Sementara itu, jika konstruksi beton diposisikan sejajar arah lalu lints, penyanggah besi tidak akan menutupi jalur lalu lintas, seperti diilustrasikan pada gambar 4 (garis putus-putus menunjukkan arah jalur lalu lintas).
Oleh sebab itulah, Tjokorda merancang konsep Sosrobahu. Dengan konsep ini, ia dapat membangun fondasi jalan layang tanpa menutup/mengganggu arus lalu lintas. Dengan cakram yang ditemukannya, masalah dapat diatasi. Sosrobahu diawali dengan pemasangan tiang jalan yang dilengkapi cakram. Kemudian, di atas tiang jalan, dikonstruksi beton dalam arah sejajar arus lalu lintas. Setelah selesai, beton yang arahnya sejajar arus lalu lintas diputar sejauh 90° dengan menggunakan cakram pemutar. Setelah diputar, maka fondasi jalan layang siap untuk dipasangi dengan pelat-pelat jalan layang akan membentuk jalan layang utama.
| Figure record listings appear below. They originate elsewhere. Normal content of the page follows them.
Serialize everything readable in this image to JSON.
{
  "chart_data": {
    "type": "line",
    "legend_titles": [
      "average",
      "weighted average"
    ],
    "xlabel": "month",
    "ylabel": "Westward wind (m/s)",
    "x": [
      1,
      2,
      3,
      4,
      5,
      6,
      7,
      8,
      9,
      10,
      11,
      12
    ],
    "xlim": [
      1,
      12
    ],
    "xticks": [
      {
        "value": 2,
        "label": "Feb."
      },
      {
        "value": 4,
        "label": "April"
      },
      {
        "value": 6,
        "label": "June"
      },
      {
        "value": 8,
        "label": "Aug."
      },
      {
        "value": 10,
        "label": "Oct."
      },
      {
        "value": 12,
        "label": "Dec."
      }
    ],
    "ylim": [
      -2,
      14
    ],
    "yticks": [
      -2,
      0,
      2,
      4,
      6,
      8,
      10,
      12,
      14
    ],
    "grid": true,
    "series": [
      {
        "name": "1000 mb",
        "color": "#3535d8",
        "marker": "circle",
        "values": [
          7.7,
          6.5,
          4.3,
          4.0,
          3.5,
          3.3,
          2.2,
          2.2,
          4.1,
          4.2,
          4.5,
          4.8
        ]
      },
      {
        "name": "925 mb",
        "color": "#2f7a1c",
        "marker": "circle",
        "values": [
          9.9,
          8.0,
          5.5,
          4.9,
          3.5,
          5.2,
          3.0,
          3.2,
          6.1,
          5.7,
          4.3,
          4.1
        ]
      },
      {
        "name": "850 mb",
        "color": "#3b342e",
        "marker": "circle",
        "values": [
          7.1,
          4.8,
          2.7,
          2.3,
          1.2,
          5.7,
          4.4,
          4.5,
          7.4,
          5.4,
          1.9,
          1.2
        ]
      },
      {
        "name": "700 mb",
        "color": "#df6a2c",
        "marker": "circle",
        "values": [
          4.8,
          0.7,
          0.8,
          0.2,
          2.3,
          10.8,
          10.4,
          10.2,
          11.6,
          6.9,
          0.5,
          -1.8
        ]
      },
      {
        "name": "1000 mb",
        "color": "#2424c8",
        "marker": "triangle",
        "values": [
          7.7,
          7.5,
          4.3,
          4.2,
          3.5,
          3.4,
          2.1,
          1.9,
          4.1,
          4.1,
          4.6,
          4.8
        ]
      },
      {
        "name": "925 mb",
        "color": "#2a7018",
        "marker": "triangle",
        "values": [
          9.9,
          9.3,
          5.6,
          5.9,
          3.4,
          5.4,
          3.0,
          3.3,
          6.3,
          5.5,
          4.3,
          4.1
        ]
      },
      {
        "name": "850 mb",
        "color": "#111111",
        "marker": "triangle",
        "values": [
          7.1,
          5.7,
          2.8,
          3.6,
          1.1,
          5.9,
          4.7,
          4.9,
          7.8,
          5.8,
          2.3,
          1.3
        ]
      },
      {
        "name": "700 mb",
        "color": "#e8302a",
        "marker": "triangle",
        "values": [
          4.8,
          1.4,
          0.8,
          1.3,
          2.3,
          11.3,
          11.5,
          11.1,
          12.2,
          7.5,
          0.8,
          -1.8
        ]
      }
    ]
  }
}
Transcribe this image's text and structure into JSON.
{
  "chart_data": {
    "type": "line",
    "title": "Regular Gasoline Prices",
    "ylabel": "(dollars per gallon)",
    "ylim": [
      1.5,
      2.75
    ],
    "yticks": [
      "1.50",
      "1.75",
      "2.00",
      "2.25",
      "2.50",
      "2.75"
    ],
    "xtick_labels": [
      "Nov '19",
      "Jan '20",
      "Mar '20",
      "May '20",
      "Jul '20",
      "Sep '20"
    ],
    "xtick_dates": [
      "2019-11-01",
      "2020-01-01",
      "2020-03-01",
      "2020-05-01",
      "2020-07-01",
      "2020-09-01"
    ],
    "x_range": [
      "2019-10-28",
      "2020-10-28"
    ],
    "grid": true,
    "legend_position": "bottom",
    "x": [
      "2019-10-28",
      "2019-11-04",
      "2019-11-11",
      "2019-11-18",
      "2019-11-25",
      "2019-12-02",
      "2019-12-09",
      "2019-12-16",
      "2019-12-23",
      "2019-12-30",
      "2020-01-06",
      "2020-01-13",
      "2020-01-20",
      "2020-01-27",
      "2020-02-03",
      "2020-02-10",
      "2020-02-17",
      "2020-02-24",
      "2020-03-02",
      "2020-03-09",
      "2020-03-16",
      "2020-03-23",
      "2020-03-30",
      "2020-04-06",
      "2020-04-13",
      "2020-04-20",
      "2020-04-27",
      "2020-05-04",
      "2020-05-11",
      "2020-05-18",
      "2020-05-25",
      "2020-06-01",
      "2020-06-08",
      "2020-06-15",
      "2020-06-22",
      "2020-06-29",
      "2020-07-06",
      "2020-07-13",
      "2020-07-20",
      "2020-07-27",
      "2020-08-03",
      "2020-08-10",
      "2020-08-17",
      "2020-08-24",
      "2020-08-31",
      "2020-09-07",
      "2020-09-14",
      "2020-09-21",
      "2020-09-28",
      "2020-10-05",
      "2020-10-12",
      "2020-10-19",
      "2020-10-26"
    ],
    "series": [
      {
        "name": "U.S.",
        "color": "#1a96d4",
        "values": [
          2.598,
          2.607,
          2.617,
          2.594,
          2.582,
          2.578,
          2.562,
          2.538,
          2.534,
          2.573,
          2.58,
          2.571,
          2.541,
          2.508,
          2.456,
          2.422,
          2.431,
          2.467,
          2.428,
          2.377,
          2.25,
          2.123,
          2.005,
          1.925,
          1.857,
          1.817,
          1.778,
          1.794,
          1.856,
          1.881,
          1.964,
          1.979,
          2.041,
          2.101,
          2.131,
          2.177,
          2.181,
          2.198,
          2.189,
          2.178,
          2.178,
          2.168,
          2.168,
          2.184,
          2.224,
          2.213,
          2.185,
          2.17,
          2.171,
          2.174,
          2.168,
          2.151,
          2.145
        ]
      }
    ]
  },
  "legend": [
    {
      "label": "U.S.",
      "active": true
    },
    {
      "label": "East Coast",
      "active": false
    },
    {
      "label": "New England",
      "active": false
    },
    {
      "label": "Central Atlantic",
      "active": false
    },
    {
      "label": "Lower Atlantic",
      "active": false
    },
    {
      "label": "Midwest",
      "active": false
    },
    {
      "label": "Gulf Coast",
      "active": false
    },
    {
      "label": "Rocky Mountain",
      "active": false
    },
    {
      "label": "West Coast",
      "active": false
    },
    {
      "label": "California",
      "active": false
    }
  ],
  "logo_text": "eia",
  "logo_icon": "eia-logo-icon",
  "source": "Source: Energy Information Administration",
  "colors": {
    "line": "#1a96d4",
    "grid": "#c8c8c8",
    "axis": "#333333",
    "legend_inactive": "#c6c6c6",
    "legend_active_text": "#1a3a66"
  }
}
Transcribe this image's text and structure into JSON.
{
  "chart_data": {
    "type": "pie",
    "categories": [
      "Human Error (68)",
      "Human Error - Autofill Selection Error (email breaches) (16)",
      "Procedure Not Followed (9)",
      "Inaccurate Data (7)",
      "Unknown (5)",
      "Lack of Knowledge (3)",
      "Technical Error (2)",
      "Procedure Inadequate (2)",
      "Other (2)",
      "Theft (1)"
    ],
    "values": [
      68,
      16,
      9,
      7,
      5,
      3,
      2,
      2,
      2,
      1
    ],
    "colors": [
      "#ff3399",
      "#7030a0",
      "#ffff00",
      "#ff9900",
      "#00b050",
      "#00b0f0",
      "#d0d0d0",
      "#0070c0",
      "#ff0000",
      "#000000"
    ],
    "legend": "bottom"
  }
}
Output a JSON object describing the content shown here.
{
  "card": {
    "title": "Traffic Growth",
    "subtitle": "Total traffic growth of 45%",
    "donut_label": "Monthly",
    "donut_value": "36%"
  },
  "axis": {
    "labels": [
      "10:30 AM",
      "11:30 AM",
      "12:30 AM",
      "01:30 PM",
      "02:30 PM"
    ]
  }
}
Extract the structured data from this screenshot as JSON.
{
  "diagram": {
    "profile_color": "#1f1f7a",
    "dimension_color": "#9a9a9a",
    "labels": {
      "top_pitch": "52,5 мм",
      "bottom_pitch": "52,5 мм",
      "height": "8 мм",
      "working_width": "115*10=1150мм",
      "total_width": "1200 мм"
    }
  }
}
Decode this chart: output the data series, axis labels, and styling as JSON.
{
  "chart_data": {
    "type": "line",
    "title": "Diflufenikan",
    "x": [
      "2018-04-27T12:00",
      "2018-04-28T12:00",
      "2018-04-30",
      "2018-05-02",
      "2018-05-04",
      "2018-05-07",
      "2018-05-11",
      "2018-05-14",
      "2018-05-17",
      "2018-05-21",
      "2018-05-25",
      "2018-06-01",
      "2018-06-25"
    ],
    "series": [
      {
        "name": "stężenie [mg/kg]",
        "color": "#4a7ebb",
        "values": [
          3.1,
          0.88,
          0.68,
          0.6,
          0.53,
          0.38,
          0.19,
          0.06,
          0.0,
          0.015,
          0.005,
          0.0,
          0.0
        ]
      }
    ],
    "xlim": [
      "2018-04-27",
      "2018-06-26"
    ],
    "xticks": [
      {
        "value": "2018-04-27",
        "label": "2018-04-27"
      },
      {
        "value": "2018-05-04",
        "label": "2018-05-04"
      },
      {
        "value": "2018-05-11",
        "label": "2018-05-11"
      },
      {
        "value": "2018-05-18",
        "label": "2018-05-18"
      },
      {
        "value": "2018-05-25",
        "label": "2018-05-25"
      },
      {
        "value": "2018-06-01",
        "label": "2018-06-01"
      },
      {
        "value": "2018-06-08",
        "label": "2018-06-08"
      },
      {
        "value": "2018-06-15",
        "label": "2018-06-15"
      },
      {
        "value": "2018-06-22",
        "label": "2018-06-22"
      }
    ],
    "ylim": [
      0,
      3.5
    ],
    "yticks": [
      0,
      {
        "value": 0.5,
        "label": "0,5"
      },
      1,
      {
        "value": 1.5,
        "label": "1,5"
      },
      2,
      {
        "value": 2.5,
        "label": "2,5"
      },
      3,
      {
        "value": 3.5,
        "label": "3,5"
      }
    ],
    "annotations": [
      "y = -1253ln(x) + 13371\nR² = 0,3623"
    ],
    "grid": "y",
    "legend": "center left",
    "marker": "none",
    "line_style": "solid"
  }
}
Temuan Tjokorda ini menggentarkan dunia. Temuannya ini digunakan insinyur Amerika Serikat dalam membangun jembatan di Seattle. Dalam melakukan perhitungan, insinyur Amerika Serikat bahkan mematuhi Rumus Sukawati yang dirumuskan Tjokorda. Atas penemuan teknologi Sosrobahu ini, Tjokorda menerima sejumlah hak paten dari berbagai negara, yaitu dari pemerintah Jepang, Malaysia, Filipina, dan Singapura. Teknik Sosrobahu juga digunakan dalam pembangunan jalan layang terpanjang di Metro Manila, pembangunan 298 tiang jalan di Filipina, pembangunan 135 tiang jalan di Kuala Lumpur. Teknologi ini juga sangat menarik bagi Korea Selatan yang terus bersikeras ingin membeli patennya. Teknologi Sosrobahu yang sangat aplikatif, teruji teknis, ekonomis, dan efisien ini memang sangat luar biasa sehingga banyak negara yang memakainya. Saat teknologi Sosrobahu digunakan di Filipina, Presiden Filipina berujar, “Inilah temuan Indonesia, sekaligus buah ciptaan putra ASEAN”. Sungguh membanggakan.
Sebuah pemikiran yang sederhana telah menghantarkan Ir. Tjokorda Raka Sukawati menemukan teknologi yang menggetarkan dunia internasional. Ir. Tjokorda adalah orang asli Indonesia. Sudah sepatutnya kita belajar dari beliau, mengambil inspirasi dari kisah beliau ini. Mari kita temukan teknologi teknologi asli Indonesia lainnya untuk menggetarkan dunia seperti Ir. Tjokorda.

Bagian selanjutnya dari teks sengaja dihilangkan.